|Fig. 51 The four-chamber plane with the subcostal
transducer position indicated.
The anatomy of the four-chamber plane seen from the subcostal views
is identical to that already described in the apical view, but with
orientation as shown in Fig.
52. In the body, the inferior surface of the right ventricle,
seen at the top (Fig.
52), rests on the diaphragm, and the ultrasound beam approaches
the heart through a corner of the liver and across the diaphragm.
The echocardiographic image of the subcostal four-chamber plane
is shown in Fig.
53 and 54. Although the apical region is not seen as well as
from the apex, more of the atria are visualized. In addition, clearer
echoes are generated by the interatrial and interventricular septa
because the ultrasound beam approaches them more nearly at right
angles. Thus, while dropout of the echo signals from the septa in
the apical view is most likely to be artifactual, consistent absence
of echoes from a region of either the interatrial or interventricular
septum in the subcostal view suggests the presence of a defect.
Two-dimensional echocardiography is helpful for diagnosing these
lesions and, in the case of the interatrial septum, it is usually
possible to differentiate a defect in the area of the fossa ovalis
(secundum type) from a low defect extending down to the mitral annulus
(primum) or a sinus venous defect high in the roof of the atria.
The subcostal four-chamber view is the only satisfactory way to
visualize the right atrium, and it also affords the best view of
the right ventricle, since these chambers like nearest to the transducer.

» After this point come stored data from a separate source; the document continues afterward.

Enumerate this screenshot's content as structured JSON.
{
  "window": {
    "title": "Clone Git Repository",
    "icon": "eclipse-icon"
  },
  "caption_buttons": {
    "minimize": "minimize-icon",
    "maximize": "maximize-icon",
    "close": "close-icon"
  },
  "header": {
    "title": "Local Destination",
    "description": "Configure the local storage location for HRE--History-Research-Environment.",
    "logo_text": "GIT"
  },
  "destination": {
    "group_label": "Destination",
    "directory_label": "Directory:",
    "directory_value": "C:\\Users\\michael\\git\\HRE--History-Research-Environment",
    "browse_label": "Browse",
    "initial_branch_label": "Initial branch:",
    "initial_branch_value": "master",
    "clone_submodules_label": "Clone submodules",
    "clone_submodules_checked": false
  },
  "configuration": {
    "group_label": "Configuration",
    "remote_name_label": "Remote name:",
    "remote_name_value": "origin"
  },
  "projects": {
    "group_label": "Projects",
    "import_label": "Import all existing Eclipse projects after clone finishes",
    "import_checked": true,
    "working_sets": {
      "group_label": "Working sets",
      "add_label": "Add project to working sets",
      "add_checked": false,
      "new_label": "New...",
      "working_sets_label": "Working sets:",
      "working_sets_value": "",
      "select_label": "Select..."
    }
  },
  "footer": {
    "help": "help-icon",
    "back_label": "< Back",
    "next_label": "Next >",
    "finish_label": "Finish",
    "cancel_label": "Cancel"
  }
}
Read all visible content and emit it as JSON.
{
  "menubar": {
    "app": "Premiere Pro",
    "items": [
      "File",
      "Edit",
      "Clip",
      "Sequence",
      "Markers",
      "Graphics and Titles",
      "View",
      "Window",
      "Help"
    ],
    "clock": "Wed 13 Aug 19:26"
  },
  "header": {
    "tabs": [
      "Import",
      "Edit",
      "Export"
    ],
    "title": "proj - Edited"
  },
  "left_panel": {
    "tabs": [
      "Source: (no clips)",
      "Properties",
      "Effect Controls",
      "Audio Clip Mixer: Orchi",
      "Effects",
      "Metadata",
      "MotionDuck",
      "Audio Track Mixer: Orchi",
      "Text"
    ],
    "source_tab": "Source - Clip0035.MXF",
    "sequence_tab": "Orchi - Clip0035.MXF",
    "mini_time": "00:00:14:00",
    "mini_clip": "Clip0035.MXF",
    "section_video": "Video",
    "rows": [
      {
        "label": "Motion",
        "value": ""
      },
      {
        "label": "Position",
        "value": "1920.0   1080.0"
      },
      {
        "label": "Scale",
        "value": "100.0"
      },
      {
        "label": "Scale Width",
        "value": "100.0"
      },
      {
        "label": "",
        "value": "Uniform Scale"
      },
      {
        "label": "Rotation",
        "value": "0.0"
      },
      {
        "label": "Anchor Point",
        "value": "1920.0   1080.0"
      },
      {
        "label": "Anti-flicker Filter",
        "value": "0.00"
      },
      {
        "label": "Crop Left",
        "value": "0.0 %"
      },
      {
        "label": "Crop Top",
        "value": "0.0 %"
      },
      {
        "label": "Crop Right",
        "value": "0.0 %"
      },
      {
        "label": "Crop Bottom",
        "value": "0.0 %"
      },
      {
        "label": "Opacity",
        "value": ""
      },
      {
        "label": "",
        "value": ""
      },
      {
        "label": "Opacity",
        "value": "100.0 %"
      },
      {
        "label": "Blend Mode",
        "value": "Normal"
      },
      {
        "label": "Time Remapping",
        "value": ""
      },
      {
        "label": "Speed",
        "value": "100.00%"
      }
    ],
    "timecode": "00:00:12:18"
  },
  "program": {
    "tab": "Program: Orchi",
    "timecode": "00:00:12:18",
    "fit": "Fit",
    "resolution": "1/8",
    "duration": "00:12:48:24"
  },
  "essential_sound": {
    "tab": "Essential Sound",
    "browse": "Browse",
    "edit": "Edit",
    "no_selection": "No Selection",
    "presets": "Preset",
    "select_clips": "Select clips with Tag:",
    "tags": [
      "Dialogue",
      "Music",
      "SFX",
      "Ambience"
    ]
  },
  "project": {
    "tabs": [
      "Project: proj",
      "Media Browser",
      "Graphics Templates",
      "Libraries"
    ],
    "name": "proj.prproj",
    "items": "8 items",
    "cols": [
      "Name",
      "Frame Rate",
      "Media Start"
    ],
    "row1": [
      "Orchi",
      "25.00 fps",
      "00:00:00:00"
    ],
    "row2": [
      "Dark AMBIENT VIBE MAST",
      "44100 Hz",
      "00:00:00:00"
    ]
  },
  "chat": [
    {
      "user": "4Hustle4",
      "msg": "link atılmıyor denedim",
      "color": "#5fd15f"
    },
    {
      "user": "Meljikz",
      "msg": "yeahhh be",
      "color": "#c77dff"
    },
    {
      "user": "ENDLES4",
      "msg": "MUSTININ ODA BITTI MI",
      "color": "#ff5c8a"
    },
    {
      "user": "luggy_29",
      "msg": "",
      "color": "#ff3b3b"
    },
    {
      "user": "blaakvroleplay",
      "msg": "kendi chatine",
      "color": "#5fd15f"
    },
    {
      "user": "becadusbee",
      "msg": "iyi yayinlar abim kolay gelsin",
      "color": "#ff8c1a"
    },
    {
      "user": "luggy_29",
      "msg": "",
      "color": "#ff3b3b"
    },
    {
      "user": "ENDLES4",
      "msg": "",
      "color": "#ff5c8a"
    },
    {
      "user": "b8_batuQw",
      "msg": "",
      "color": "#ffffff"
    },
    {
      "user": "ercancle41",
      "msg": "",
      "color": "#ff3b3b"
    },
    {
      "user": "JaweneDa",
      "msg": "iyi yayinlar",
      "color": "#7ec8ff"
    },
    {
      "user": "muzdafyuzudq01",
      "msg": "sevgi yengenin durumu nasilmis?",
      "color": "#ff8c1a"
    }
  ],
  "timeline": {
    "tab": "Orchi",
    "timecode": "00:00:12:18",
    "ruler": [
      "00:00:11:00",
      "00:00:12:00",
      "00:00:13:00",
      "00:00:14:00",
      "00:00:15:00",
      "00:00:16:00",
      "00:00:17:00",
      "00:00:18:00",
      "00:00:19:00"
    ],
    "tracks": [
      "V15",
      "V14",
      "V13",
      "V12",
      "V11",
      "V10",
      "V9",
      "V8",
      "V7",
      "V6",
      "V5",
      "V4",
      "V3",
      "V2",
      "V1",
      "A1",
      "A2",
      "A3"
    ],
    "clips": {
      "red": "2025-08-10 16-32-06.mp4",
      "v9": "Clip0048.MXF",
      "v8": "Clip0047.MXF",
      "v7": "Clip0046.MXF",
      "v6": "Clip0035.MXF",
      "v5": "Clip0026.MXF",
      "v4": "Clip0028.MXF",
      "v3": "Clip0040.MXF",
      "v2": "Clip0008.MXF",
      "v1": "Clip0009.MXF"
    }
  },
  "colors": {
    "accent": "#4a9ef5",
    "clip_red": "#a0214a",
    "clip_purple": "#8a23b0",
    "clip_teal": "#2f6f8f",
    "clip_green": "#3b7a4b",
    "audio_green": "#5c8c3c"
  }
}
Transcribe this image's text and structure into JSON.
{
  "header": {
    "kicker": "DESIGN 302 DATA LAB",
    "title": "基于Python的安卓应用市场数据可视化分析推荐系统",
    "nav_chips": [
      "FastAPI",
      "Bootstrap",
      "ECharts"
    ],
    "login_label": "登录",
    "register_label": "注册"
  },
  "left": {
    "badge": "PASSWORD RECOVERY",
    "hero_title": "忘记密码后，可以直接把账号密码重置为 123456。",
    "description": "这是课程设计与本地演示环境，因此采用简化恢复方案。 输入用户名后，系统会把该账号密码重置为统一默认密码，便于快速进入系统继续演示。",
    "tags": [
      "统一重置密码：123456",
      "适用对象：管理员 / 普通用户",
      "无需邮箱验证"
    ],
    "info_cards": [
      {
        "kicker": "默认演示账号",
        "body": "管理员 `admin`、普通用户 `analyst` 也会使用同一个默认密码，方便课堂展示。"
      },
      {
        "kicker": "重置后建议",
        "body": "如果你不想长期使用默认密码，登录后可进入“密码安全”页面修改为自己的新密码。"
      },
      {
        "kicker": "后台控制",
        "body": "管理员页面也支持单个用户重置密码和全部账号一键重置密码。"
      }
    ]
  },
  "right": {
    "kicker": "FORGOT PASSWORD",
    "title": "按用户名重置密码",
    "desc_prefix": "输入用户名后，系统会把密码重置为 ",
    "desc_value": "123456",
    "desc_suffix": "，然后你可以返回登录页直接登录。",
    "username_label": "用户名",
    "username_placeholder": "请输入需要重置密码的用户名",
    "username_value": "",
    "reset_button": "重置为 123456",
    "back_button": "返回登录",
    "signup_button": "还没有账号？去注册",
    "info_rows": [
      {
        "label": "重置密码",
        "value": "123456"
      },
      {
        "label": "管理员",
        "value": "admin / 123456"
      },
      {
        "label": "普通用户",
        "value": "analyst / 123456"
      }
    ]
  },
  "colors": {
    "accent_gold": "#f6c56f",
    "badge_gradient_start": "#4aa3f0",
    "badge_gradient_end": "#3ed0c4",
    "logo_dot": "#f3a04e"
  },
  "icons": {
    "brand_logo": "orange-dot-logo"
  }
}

Right atrial morphology can be confirmed by tilting the scan plane
inferiorly so that the entrance of the inferior vena cava is seen.
In addition to the identification of the atrioventricular valves
by their relative levels of attachment to the septum, it is frequently
possible to determine ventricular morphology by locating the moderator
band within the right ventricle. To a certain extent it is also
possible to assess the thickness of the right ventricular walls,
and in some patients to diagnose right ventricular hypertrophy.
If a pericardial effusion is present, its extent and the degree
of separation of the heart from the pericardium should be determined
in the subcostal view if pericardiocentesis is contemplated.